Fig. 7: Inhibition of autophagy by 3-MA reduced the activity of proguanil in BC cells.

A T24, J82 were plated in 6-well plates (3.0 × 10⁵ /well). When the cell density reaches 70–80%, cells were treated with 3-MA (5 mM) and proguanil for 12 h. Western blotting was used to detect the protein expression of LC3 and Beclin-1. B T24, J82 were plated on glass disks in 12-well plates (2.0 × 10⁴/well), After 24 h, cells were treated with 3-MA (5 mM) and proguanil, immunofluorescence was used to detect the protein expression of LC3. C Cells were plated in 96-well plates (6.0 × 10³/well), After 12 h, cells were treated with 3-MA (5 mM) and proguanil, the inhibitory effects of proguanil and 3-MA on proliferation were detected by MTT. D Cells were plated in 24-well plates (2.0 × 10³/well), After 12 h, cells were treated with 3-MA (5 mM) and proguanil, the he inhibitory effects of proguanil and 3-MA on proliferation were detected by colony formation assay.
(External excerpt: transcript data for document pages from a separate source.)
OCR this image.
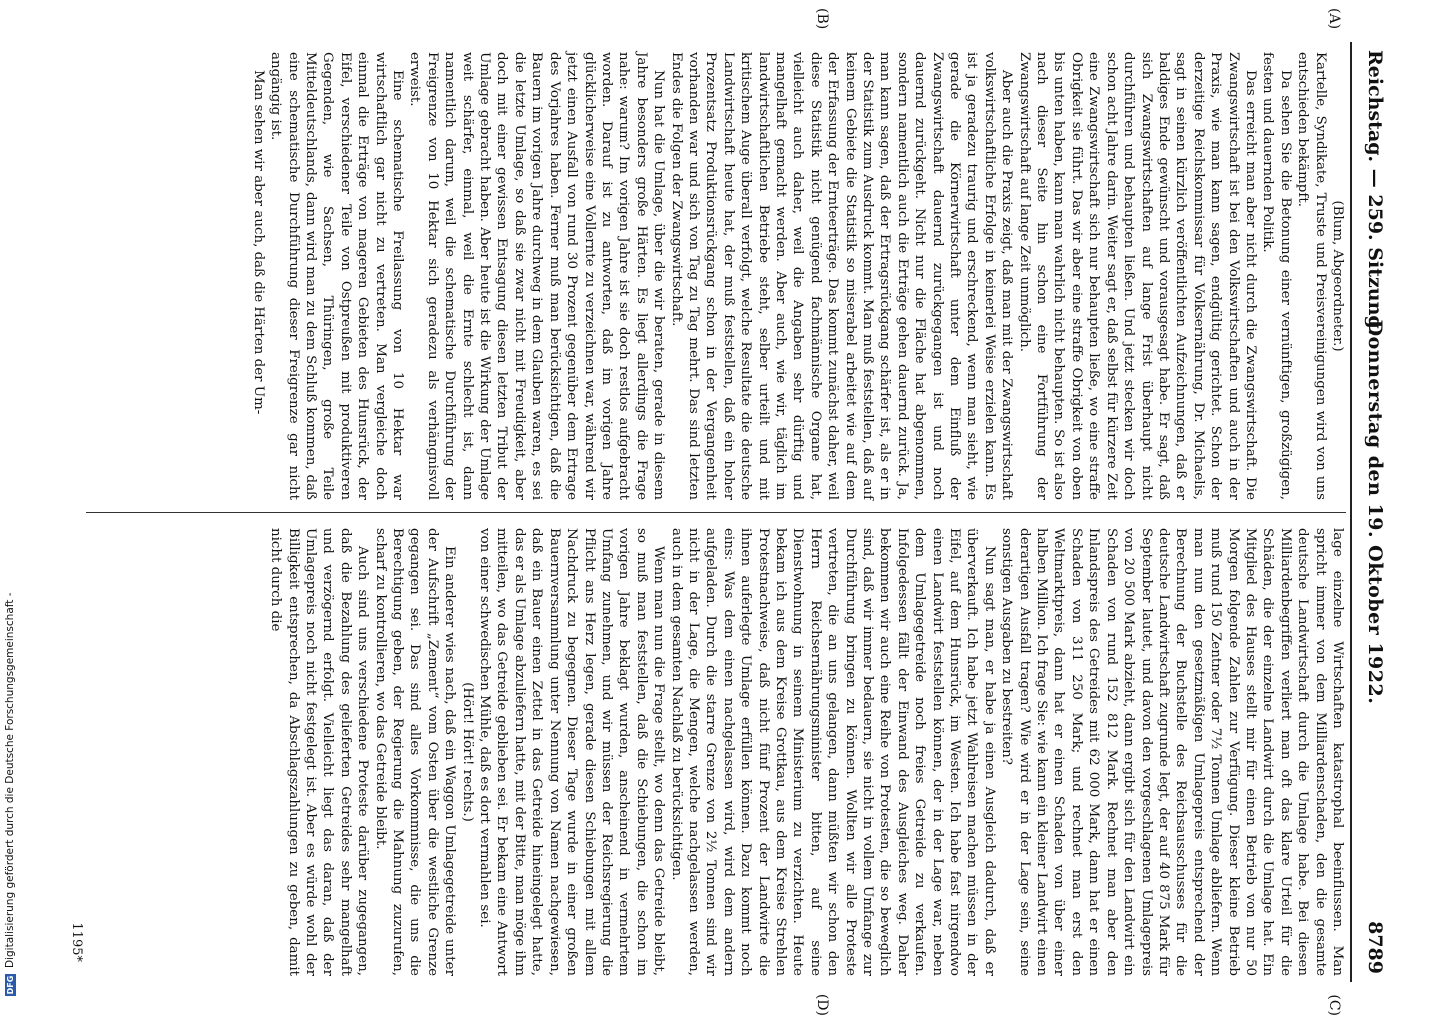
Reichstag. — 259. Sitzung.
Donnerstag den 19. Oktober 1922.
8789
(A)
(B)
(C)
(D)

(Blum, Abgeordneter.)

Kartelle, Syndikate, Truste und Preisvereinigungen wird von uns entschieden bekämpft.

Da sehen Sie die Betonung einer vernünftigen, großzügigen, festen und dauernden Politik.

Das erreicht man aber nicht durch die Zwangswirtschaft. Die Zwangswirtschaft ist bei den Volkswirtschaften und auch in der Praxis, wie man kann sagen, endgültig gerichtet. Schon der derzeitige Reichskommissar für Volksernährung, Dr. Michaelis, sagt in seinen kürzlich veröffentlichten Aufzeichnungen, daß er baldiges Ende gewünscht und vorausgesagt habe. Er sagt, daß sich Zwangswirtschaften auf lange Frist überhaupt nicht durchführen und behaupten ließen. Und jetzt stecken wir doch schon acht Jahre darin. Weiter sagt er, daß selbst für kürzere Zeit eine Zwangswirtschaft sich nur behaupten ließe, wo eine straffe Obrigkeit sie führt. Das wir aber eine straffe Obrigkeit von oben bis unten haben, kann man wahrlich nicht behaupten. So ist also nach dieser Seite hin schon eine Fortführung der Zwangswirtschaft auf lange Zeit unmöglich.

Aber auch die Praxis zeigt, daß man mit der Zwangswirtschaft volkswirtschaftliche Erfolge in keinerlei Weise erzielen kann. Es ist ja geradezu traurig und erschreckend, wenn man sieht, wie gerade die Körnerwirtschaft unter dem Einfluß der Zwangswirtschaft dauernd zurückgegangen ist und noch dauernd zurückgeht. Nicht nur die Fläche hat abgenommen, sondern namentlich auch die Erträge gehen dauernd zurück. Ja, man kann sagen, daß der Ertragsrückgang schärfer ist, als er in der Statistik zum Ausdruck kommt. Man muß feststellen, daß auf keinem Gebiete die Statistik so miserabel arbeitet wie auf dem der Erfassung der Ernteerträge. Das kommt zunächst daher, weil diese Statistik nicht genügend fachmännische Organe hat, vielleicht auch daher, weil die Angaben sehr dürftig und mangelhaft gemacht werden. Aber auch, wie wir, täglich im landwirtschaftlichen Betriebe steht, selber urteilt und mit kritischem Auge überall verfolgt, welche Resultate die deutsche Landwirtschaft heute hat, der muß feststellen, daß ein hoher Prozentsatz Produktionsrückgang schon in der Vergangenheit vorhanden war und sich von Tag zu Tag mehrt. Das sind letzten Endes die Folgen der Zwangswirtschaft.

Nun hat die Umlage, über die wir beraten, gerade in diesem Jahre besonders große Härten. Es liegt allerdings die Frage nahe: warum? Im vorigen Jahre ist sie doch restlos aufgebracht worden. Darauf ist zu antworten, daß im vorigen Jahre glücklicherweise eine Vollernte zu verzeichnen war, während wir jetzt einen Ausfall von rund 30 Prozent gegenüber dem Ertrage des Vorjahres haben. Ferner muß man berücksichtigen, daß die Bauern im vorigen Jahre durchweg in dem Glauben waren, es sei die letzte Umlage, so daß sie zwar nicht mit Freudigkeit, aber doch mit einer gewissen Entsagung diesen letzten Tribut der Umlage gebracht haben. Aber heute ist die Wirkung der Umlage weit schärfer, einmal, weil die Ernte schlecht ist, dann namentlich darum, weil die schematische Durchführung der Freigrenze von 10 Hektar sich geradezu als verhängnisvoll erweist.

Eine schematische Freilassung von 10 Hektar war wirtschaftlich gar nicht zu vertreten. Man vergleiche doch einmal die Erträge von mageren Gebieten des Hunsrück, der Eifel, verschiedener Teile von Ostpreußen mit produktiveren Gegenden, wie Sachsen, Thüringen, große Teile Mitteldeutschlands, dann wird man zu dem Schluß kommen, daß eine schematische Durchführung dieser Freigrenze gar nicht angängig ist.

Man sehen wir aber auch, daß die Härten der Um-

lage einzelne Wirtschaften katastrophal beeinflussen. Man spricht immer von dem Milliardenschaden, den die gesamte deutsche Landwirtschaft durch die Umlage habe. Bei diesen Milliardenbegriffen verliert man oft das klare Urteil für die Schäden, die der einzelne Landwirt durch die Umlage hat. Ein Mitglied des Hauses stellt mir für einen Betrieb von nur 50 Morgen folgende Zahlen zur Verfügung. Dieser kleine Betrieb muß rund 150 Zentner oder 7½ Tonnen Umlage abliefern. Wenn man nun den gesetzmäßigen Umlagepreis entsprechend der Berechnung der Buchstelle des Reichsausschusses für die deutsche Landwirtschaft zugrunde legt, der auf 40 875 Mark für September lautet, und davon den vorgeschlagenen Umlagepreis von 20 500 Mark abzieht, dann ergibt sich für den Landwirt ein Schaden von rund 152 812 Mark. Rechnet man aber den Inlandspreis des Getreides mit 62 000 Mark, dann hat er einen Schaden von 311 250 Mark; und rechnet man erst den Weltmarktpreis, dann hat er einen Schaden von über einer halben Million. Ich frage Sie: wie kann ein kleiner Landwirt einen derartigen Ausfall tragen? Wie wird er in der Lage sein, seine sonstigen Ausgaben zu bestreiten?

Nun sagt man, er habe ja einen Ausgleich dadurch, daß er überverkauft. Ich habe jetzt Wahlreisen machen müssen in der Eifel, auf dem Hunsrück, im Westen. Ich habe fast nirgendwo einen Landwirt feststellen können, der in der Lage war, neben dem Umlagegetreide noch freies Getreide zu verkaufen. Infolgedessen fällt der Einwand des Ausgleiches weg. Daher bekommen wir auch eine Reihe von Protesten, die so beweglich sind, daß wir immer bedauern, sie nicht in vollem Umfange zur Durchführung bringen zu können. Wollten wir alle Proteste vertreten, die an uns gelangen, dann müßten wir schon den Herrn Reichsernährungsminister bitten, auf seine Dienstwohnung in seinem Ministerium zu verzichten. Heute bekam ich aus dem Kreise Grottkau, aus dem Kreise Strehlen Protestnachweise, daß nicht fünf Prozent der Landwirte die ihnen auferlegte Umlage erfüllen können. Dazu kommt noch eins: Was dem einen nachgelassen wird, wird dem andern aufgeladen. Durch die starre Grenze von 2½ Tonnen sind wir nicht in der Lage, die Mengen, welche nachgelassen werden, auch in dem gesamten Nachlaß zu berücksichtigen.

Wenn man nun die Frage stellt, wo denn das Getreide bleibt, so muß man feststellen, daß die Schiebungen, die schon im vorigen Jahre beklagt wurden, anscheinend in vermehrtem Umfang zunehmen, und wir müssen der Reichsregierung die Pflicht ans Herz legen, gerade diesen Schiebungen mit allem Nachdruck zu begegnen. Dieser Tage wurde in einer großen Bauernversammlung unter Nennung von Namen nachgewiesen, daß ein Bauer einen Zettel in das Getreide hineingelegt hatte, das er als Umlage abzuliefern hatte, mit der Bitte, man möge ihm mitteilen, wo das Getreide geblieben sei. Er bekam eine Antwort von einer schwedischen Mühle, daß es dort vermahlen sei.

(Hört! Hört! rechts.)

Ein anderer wies nach, daß ein Waggon Umlagegetreide unter der Aufschrift „Zement“ vom Osten über die westliche Grenze gegangen sei. Das sind alles Vorkommnisse, die uns die Berechtigung geben, der Regierung die Mahnung zuzurufen, scharf zu kontrollieren, wo das Getreide bleibt.

Auch sind uns verschiedene Proteste darüber zugegangen, daß die Bezahlung des gelieferten Getreides sehr mangelhaft und verzögernd erfolgt. Vielleicht liegt das daran, daß der Umlagepreis noch nicht festgelegt ist. Aber es würde wohl der Billigkeit entsprechen, da Abschlagszahlungen zu geben, damit nicht durch die

1195*
DFGDigitalisierung gefördert durch die Deutsche Forschungsgemeinschaft -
E The inhibitory effects of proguanil and 3-MA on migration were detected by transwell as described in “Materials and methods”. Data are representative of three independent experiments. Error bars represent means ± SD from triplicate experiments. Vehicle control means the concentration of DMSO lower than 0.3% (*P < 0.05, **P < 0.01, ***P < 0.001, ns not significant).